Accelerating URL Filtering with AI/ML
Traditional URL filtering relied mostly on databases and web crawlers to build a network of known bad and good websites across the internet. This information was compiled and then sent out to your devices as updates so that you would be able to act on what is allowed or not for which users. With new websites being spun up basically in real time to trap your users this is no longer an option for protection. Security is and should be treated as an onion approach. The legacy way of handling this is still viable even if it is not enough any longer, because of this, we now layer on additional tools and techniques to pick up where each is lacking. The database still exists, and when sites are found through these ML/AI techniques, they are categorized and added to the database for all Palo customers, but this is after they have been seen in the wild.
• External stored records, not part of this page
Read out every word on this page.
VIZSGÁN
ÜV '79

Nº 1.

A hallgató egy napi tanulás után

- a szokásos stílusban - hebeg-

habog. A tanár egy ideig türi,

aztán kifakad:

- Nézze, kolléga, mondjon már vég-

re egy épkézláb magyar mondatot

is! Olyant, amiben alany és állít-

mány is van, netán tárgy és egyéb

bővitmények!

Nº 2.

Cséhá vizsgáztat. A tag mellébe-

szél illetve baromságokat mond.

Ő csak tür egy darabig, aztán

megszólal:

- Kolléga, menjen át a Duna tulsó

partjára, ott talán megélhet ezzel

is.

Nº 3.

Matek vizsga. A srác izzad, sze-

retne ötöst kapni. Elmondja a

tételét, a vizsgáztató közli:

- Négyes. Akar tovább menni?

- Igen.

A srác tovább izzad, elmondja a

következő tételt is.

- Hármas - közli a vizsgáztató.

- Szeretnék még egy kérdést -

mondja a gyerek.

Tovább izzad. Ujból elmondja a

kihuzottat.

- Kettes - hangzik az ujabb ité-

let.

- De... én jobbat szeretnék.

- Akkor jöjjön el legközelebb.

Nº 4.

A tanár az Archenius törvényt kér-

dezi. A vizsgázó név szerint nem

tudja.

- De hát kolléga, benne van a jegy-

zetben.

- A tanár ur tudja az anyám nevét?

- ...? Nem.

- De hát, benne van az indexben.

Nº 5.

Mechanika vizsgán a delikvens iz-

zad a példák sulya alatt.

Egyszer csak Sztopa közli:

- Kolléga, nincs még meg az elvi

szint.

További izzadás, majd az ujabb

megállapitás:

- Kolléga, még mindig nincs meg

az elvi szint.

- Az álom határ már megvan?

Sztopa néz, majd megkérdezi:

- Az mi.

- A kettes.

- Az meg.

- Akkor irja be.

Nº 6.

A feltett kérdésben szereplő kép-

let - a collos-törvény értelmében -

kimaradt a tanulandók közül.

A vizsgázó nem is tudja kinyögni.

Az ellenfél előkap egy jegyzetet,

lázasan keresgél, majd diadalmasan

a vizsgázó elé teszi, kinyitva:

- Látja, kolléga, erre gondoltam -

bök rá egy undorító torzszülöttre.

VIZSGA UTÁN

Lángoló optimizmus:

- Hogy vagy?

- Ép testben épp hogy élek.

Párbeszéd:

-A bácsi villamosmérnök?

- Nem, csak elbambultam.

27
The zero-day access is where you want to make sure you also have protection.
With these new AI/ML features we are now able to categorize and block malicious behavior in real time. Nothing is foolproof and, as such, needs to be added with the other layers of security tools to capture as much information as possible to make an informed decision, but this allows Palo to be much more agile in its detection and response as things come up. This means less time your teams are working on containment, less time spent verifying the spread of attacks, and more time working on the other projects that are already underway. When it comes to URL filtering, in general, you are not looking to babysit but rather set it and forget it. You want to make sure everything is categorized accurately so that when you spend the time setting up your policies you're not worrying about if anything is getting through.
Advanced URL filtering
This is one of what Palo Alto Networks calls a CDSS, or Cloud Delivered Security Service. These are subscriptions that are enabled on your firewall that have a local engine and database but also a connection to the Palo Cloud that allows additional resources to be used for more thorough and faster detections. The Advanced URL Filtering subscription secures your traffic against phishing, malware, and Command-and-Control attacks and works in conjunction with the other security subscriptions to protect your entire network. The service now uses Machine Learning to categorize sites and traffic in real-time to bridge the gaps where the database might not have information on a particular site, or a site that is now hosting information different than the last time it was seen. The beauty of Palo's approach to the cloud connectivity of these subs is that when something is detected in one network it is updated and pushed out to all customers. While you have the ability to run these engines locally you are still protected if there is a connection issue with the cloud backend. You are also protected by having all this information shared across all customers.
The other side of this coin is not really maliciously related at all. Let's say you want to make sure your employees are not able to upload company information to unauthorized storage sites because you need to ensure the security of your data. Often, through the countless number of vendors and other companies out there, they request for you to use "Boxupload.com" instead of OneDrive because they don't use that. Your teams don't think anything of it because they work in marketing and not IT so they attempt to share the files that way. You can't be everywhere at once so you need a way to make sure you have everything blocked but what sites you allow. This is known as Shadow IT. Accurate categories are just as important as accurate identification of malicious traffic.
Features
- Caching
- The size of the firewall you have deployed with determine the size of the Caching DB. This allows much faster classification for sites that have already been cached. This DB is updated dynamically and is not dependent on a file update like the AV or Content and Applications updates.
- SSL Sites
- If you are not using decryption the firewall looks for threats during the SSL/TLS handshake and the hostname for the requested site. This hostname is used to match the site to a specific category.
- Inline Machine Learning
- ML Models leverage the cloud as well as Wildfire to help with zero-day detections
- Cloud Connectivity
- To help maintain the best efficacy, the cloud is used as often as possible for additional lookups and to update the ML models in real time.
Business example
The largest threat to any company is often not some state sponsored actor hacking into your network like the movies. It is often low-effort phishing or social engineering techniques used against unsuspecting employees. Derrick, in accounting, is tired from making sure he hits an important deadline didn't notice the email he received from a contact at one of your vendors has a very slight change in the URL for their domain. He responds by going to this site to upload tax forms without realizing he has been phished. Now you have credential information and private company information in the hands of someone who is now able to easily impersonate your employees to gather even more information. This happens all the time and is so simple but goes under the radar with the sheer amount of tries sent out because of the ability of bad actors to leverage automation. They only need to be right one time for it to be a major problem.